Buy in the UK | Buy in Canada

ABSOLUTE FRIENDS is an incendiary novel. Le Carre marshals his considerable talent to deliver a blistering attack on the war in Iraq and the ideology that produced it. Without sentimentality he gives us a deeply moving, deeply personal story fueled by the forces of history.

This is the story of Ted Mundy, a Brit, who at the beginning of the book works as a tour guide at one of King Ludwig's castles in Bavaria. When we meet him, he is living with his Turkish lover, Zara, and her son Mustafa in a shabby apartment in Munich, and he is happier than he has ever been. But a retired spy's past always casts a shadow, and one day his old friend Sasha appears among the throngs of tourists Mundy guides through the castle.

Mundy, we soon learn, was born in Pakistan on the cusp of the transfer of power from Britain to the partitioned India. His father was a major in the colonial army, a drunk, who stayed in the Punjab and pledged his services to the new government of Pakistan. His mother died in childbirth. Mundy attends public school in England and finds himself drawn to a teacher who seems to be as much an outcast as he is. The man teaches him German, which inspires Mundy to study abroad in Berlin.

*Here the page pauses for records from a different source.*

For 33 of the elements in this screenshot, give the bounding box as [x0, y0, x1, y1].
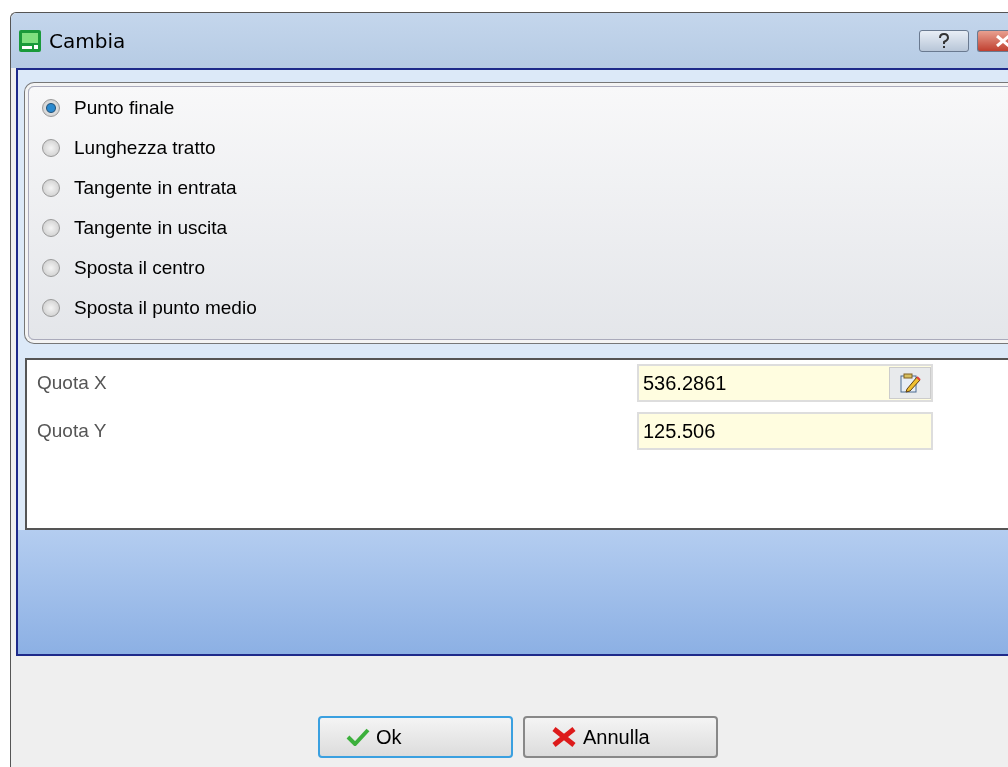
- radio-button[interactable]: [42, 299, 60, 317]
- radio-label: Tangente in entrata: [74, 177, 237, 199]
- radio-button[interactable]: [42, 139, 60, 157]
- help-icon: [937, 32, 951, 49]
- radio-label: Sposta il centro: [74, 257, 205, 279]
- help-button[interactable]: [919, 29, 969, 52]
- close-icon: [994, 34, 1008, 47]
- radio-label: Lunghezza tratto: [74, 137, 216, 159]
- cancel-button[interactable]: Annulla: [523, 716, 718, 758]
- radio-option[interactable]: Tangente in uscita: [42, 216, 228, 240]
- input-field[interactable]: 536.2861: [637, 364, 933, 402]
- radio-button[interactable]: [42, 219, 60, 237]
- radio-button[interactable]: [42, 99, 60, 117]
- input-field[interactable]: 125.506: [637, 412, 933, 450]
- edit-button[interactable]: [889, 367, 931, 399]
- window-title: Cambia: [49, 28, 126, 53]
- radio-label: Tangente in uscita: [74, 217, 228, 239]
- radio-label: Sposta il punto medio: [74, 297, 257, 319]
- radio-button[interactable]: [42, 259, 60, 277]
- x-mark-icon: [551, 727, 577, 747]
- radio-button[interactable]: [42, 179, 60, 197]
- field-label: Quota Y: [37, 420, 107, 442]
- radio-option[interactable]: Tangente in entrata: [42, 176, 237, 200]
- radio-option[interactable]: Punto finale: [42, 96, 175, 120]
- ok-button[interactable]: Ok: [318, 716, 513, 758]
- app-icon: [19, 29, 41, 52]
- field-label: Quota X: [37, 372, 107, 394]
- radio-label: Punto finale: [74, 97, 175, 119]
- checkmark-icon: [346, 728, 370, 746]
- radio-option[interactable]: Sposta il punto medio: [42, 296, 257, 320]
- notepad-pencil-icon: [899, 372, 921, 394]
- radio-option[interactable]: Lunghezza tratto: [42, 136, 216, 160]
- radio-option[interactable]: Sposta il centro: [42, 256, 205, 280]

There he meets Sasha and a whole cast of revolutionary students who share a communal squat and idealistically debate politics and the virtues of direct action as only students of the 1960s could. The bond he forms with Sasha is deep. Indeed, there is something homoerotic about the friendship these men share. Although they never become lovers, the language le Carre uses to describe their relationship is the language of seduction and obsession.

These two, Sasha and Mundy, are beautifully drawn characters, at the same time compelling and complex, and the story is told through the eyes of the 50-something Mundy as he looks back upon his life as a bit political player in a tragic and tumultuous century.

But the book is more than a nostalgic look back at a single life; it is a counter university in and of itself. Names of authors whose work challenges what Sasha would call the "dominant corporate-political paradigm" tumble out of characters' mouths as though le Carre were pleading with his readers to jot them down and investigate further, to direct their attention to people who hold points of view that are rarely given air time.

The incredible force of the book comes from le Carre's ability to convey passionately the sweep of historical forces that span decades while in the exact same sentences portraying the frailty of the human heart in the face of unspeakable sadness.

No matter what your political opinions about the war in Iraq or the neo-con agenda are, this book is a literary masterpiece that you should not miss. The passion and eloquence leap from the pages of this well-told novel. This is le Carre's best work yet, and that's saying something.